When my eldest daughter was just two years old and while out walking with her grandfather she asked to be carried. Feeling that she could walk a bit further, he encouraged to walk on.
A few steps further, my daughter then changed her request for ‘a cuddle’. And achieved her objective! (She could have also minimized the significance of the request with a “Can you just carry me for 5 yards?”)
If a two year old uses ‘spin’ – then we all do. It is an inherent part of communications.

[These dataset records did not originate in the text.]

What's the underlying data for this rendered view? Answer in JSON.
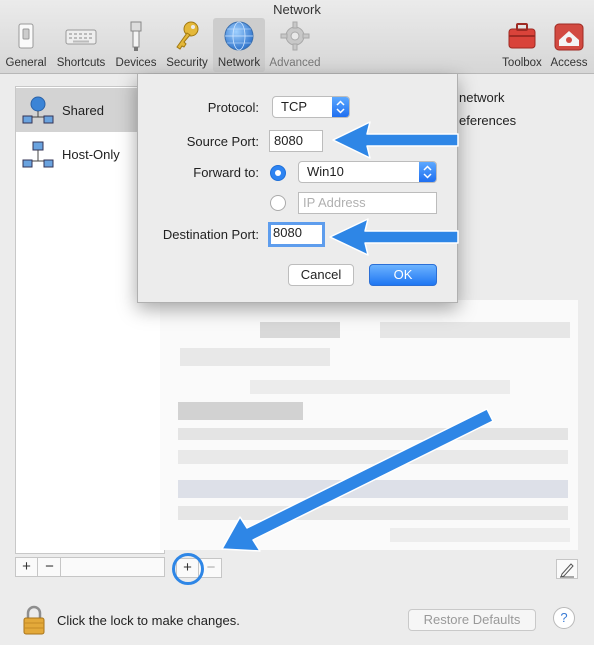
{
  "window": {
    "title": "Network"
  },
  "toolbar": {
    "items": [
      {
        "label": "General",
        "icon": "switch-icon"
      },
      {
        "label": "Shortcuts",
        "icon": "keyboard-icon"
      },
      {
        "label": "Devices",
        "icon": "usb-icon"
      },
      {
        "label": "Security",
        "icon": "key-icon"
      },
      {
        "label": "Network",
        "icon": "globe-icon",
        "selected": true
      },
      {
        "label": "Advanced",
        "icon": "gear-icon",
        "disabled": true
      }
    ],
    "right_items": [
      {
        "label": "Toolbox",
        "icon": "toolbox-icon"
      },
      {
        "label": "Access",
        "icon": "access-icon"
      }
    ]
  },
  "sidebar": {
    "items": [
      {
        "label": "Shared",
        "selected": true
      },
      {
        "label": "Host-Only"
      }
    ]
  },
  "background_text": {
    "line1": "network",
    "line2": "eferences"
  },
  "sheet": {
    "protocol_label": "Protocol:",
    "protocol_value": "TCP",
    "source_port_label": "Source Port:",
    "source_port_value": "8080",
    "forward_to_label": "Forward to:",
    "forward_vm_value": "Win10",
    "ip_address_placeholder": "IP Address",
    "destination_port_label": "Destination Port:",
    "destination_port_value": "8080",
    "cancel_label": "Cancel",
    "ok_label": "OK"
  },
  "pm_bar": {
    "plus": "+",
    "minus": "−"
  },
  "footer": {
    "lock_text": "Click the lock to make changes.",
    "restore_label": "Restore Defaults",
    "help_label": "?"
  },
  "colors": {
    "accent": "#2d84f2",
    "annotation_arrow": "#2e86e6"
  }
}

To say ‘you don’t do spin’ is patent nonsense.
A far healthier, constructive and practical response for our profession would be to be transparent and work to promote greater sophistication – so that we can create better, more discerning consumers of communications, to minimize the potential for their being vulnerable to any manipulation or exploitation.
By having sustainable integrity and being transparent at the heart of your thinking and doing provides an effective policing against the abuses of ‘spin’. Maintaining a false premise of spin denial will just perpetuate the debate – and continue to damage our profession.
Over the next few days as the news of Margaret Thatcher’s death, the tributes to her pour in, the story of her funeral arrangements, then a backlash story about what she stood for, then a backlash against the backlash story, and then the funeral, will dominate the media headlines.
It will provide public relations communicators to  opportunity do a ‘Jo Moore’ and issue news stories that will subsumed, drowned by the torrent of Thatcher stories, while others will vehemently deny they do spin, with just a tiny minority acknowledging that spin is inherent in communications and we need to become better consumers of messages to avoid, or minimise being manipulated and exploited.
Are you off to a Jo Moore Fest’? Or going into spin denial? Or doing something practical to help our society be healthier viz by understanding the reality of spin?